Computing powers [of numbers]

The method of repeated squaring (also known as the binary power method, Russian peasant method and Pingala's method) computes the quantity m^{t} by performing about Log[t] multiplications and building up the sequence

FoldList[#^{2} m^#2 &, 1, IntegerDigits[t, 2]]

(related to the Horner form for the base 2 representation of t). Given two numbers x and y their product can be computed in base k by (FromDigits does the carries)

FromDigits[ListConvolve[IntegerDigits[x, k], IntegerDigits[y, k], {1, -1}, 0], k]

For numbers with n digits direct evaluation of the convolution would take about n^{2} steps. But FFT-related methods reduce this to about n Log[n] steps (see also page 1142). And this implies that to find a particular digit of m^{t} in base k will take altogether about t Log[t]^{2} steps.

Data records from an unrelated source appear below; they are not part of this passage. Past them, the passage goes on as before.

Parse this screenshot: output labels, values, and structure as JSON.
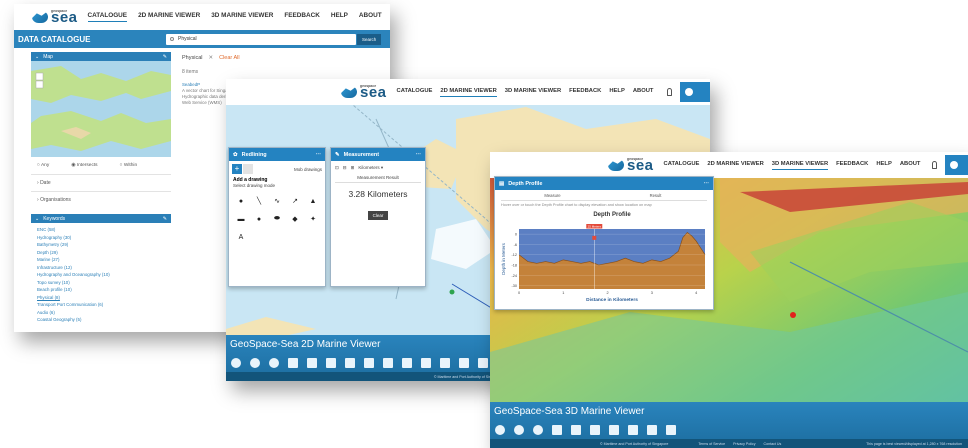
{
  "logo": {
    "small": "geospace",
    "big": "sea"
  },
  "nav": {
    "catalogue": "CATALOGUE",
    "viewer2d": "2D MARINE VIEWER",
    "viewer3d": "3D MARINE VIEWER",
    "feedback": "FEEDBACK",
    "help": "HELP",
    "about": "ABOUT"
  },
  "catalogue": {
    "title": "DATA CATALOGUE",
    "search_value": "Physical",
    "search_button": "Search",
    "filter_chip": "Physical",
    "clear_all": "Clear All",
    "items_count": "8 items",
    "result_title": "SeabedP",
    "result_lines": [
      "A vector chart for Singapore port",
      "Hydrographic data derived",
      "Web Service (WMS)"
    ],
    "map_section": "Map",
    "radio_any": "Any",
    "radio_intersects": "Intersects",
    "radio_within": "Within",
    "date_section": "Date",
    "org_section": "Organisations",
    "keywords_section": "Keywords",
    "keywords": [
      "ENC (58)",
      "Hydrography (30)",
      "Bathymetry (29)",
      "Depth (29)",
      "Marine (27)",
      "Infrastructure (12)",
      "Hydrography and Oceanography (10)",
      "Topo survey (10)",
      "Beach profile (10)",
      "Physical (8)",
      "Transport Port Communication (6)",
      "Audio (6)",
      "Coastal Geography (5)"
    ]
  },
  "viewer2d": {
    "title": "GeoSpace-Sea 2D Marine Viewer",
    "redlining": {
      "title": "Redlining",
      "my_drawings": "Mob drawings",
      "add": "Add a drawing",
      "mode": "Select drawing mode"
    },
    "measurement": {
      "title": "Measurement",
      "unit": "Kilometers",
      "result_label": "Measurement Result",
      "result": "3.28 Kilometers",
      "clear": "Clear"
    },
    "footer": "© Maritime and Port Authority of Singapore"
  },
  "viewer3d": {
    "title": "GeoSpace-Sea 3D Marine Viewer",
    "depth": {
      "panel_title": "Depth Profile",
      "col_measure": "Measure",
      "col_result": "Result",
      "hint": "Hover over or touch the Depth Profile chart to display elevation and show location on map",
      "chart_title": "Depth Profile",
      "xlabel": "Distance in Kilometers",
      "ylabel": "Depth in Meters",
      "marker_label": "25 Meters"
    },
    "footer_left": "© Maritime and Port Authority of Singapore",
    "footer_links": [
      "Terms of Service",
      "Privacy Policy",
      "Contact Us"
    ],
    "footer_right": "This page is best viewed/displayed at 1,280 x 768 resolution"
  },
  "chart_data": {
    "type": "area",
    "title": "Depth Profile",
    "xlabel": "Distance in Kilometers",
    "ylabel": "Depth in Meters",
    "x_ticks": [
      0,
      1,
      2,
      3,
      4
    ],
    "y_ticks": [
      0,
      -6,
      -12,
      -18,
      -24,
      -30
    ],
    "xlim": [
      0,
      4.2
    ],
    "ylim": [
      -32,
      3
    ],
    "x": [
      0,
      0.2,
      0.4,
      0.6,
      0.8,
      1.0,
      1.2,
      1.4,
      1.6,
      1.8,
      2.0,
      2.2,
      2.4,
      2.6,
      2.8,
      3.0,
      3.2,
      3.4,
      3.6,
      3.7,
      3.8,
      3.9,
      4.0,
      4.1,
      4.2
    ],
    "y": [
      -12,
      -16,
      -17,
      -16,
      -17,
      -15,
      -16,
      -17,
      -16,
      -18,
      -17,
      -16,
      -14,
      -16,
      -17,
      -15,
      -16,
      -14,
      -10,
      -2,
      1,
      -1,
      -4,
      -8,
      -12
    ]
  }
}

One might think that a more efficient approach would be to start with the trivial length t digit sequence for c^{t} in base c, then to find a particular base k digit just by converting to base k. However, the straightforward method for converting a t-digit number x to base k takes about t divisions, though this can be reduced to around Log[t] by using a recursive method such as

FixedPoint[Flatten[If[# < k, #, With[{e = Ceiling[Log[k, #]/2]}, {Quotient[#, k^{e}], With[{s = Mod[#, k^{e}]}, If[s==0, Table[0, {e}], {Table[0, {e - Floor[Log[k, s]] - 1}], s}]]}]] & /@#] &, {x}]

The pictures below show stages in the computation of 3^{20} (a) by a power tree in base 2 and (b) by conversion from base 3. Both approaches seem to require about the same number of underlying steps. Note that even though one may only want to find a single digit in m^{t}, I know of no way to do this without essentially computing all the other digits in m^{t} as well.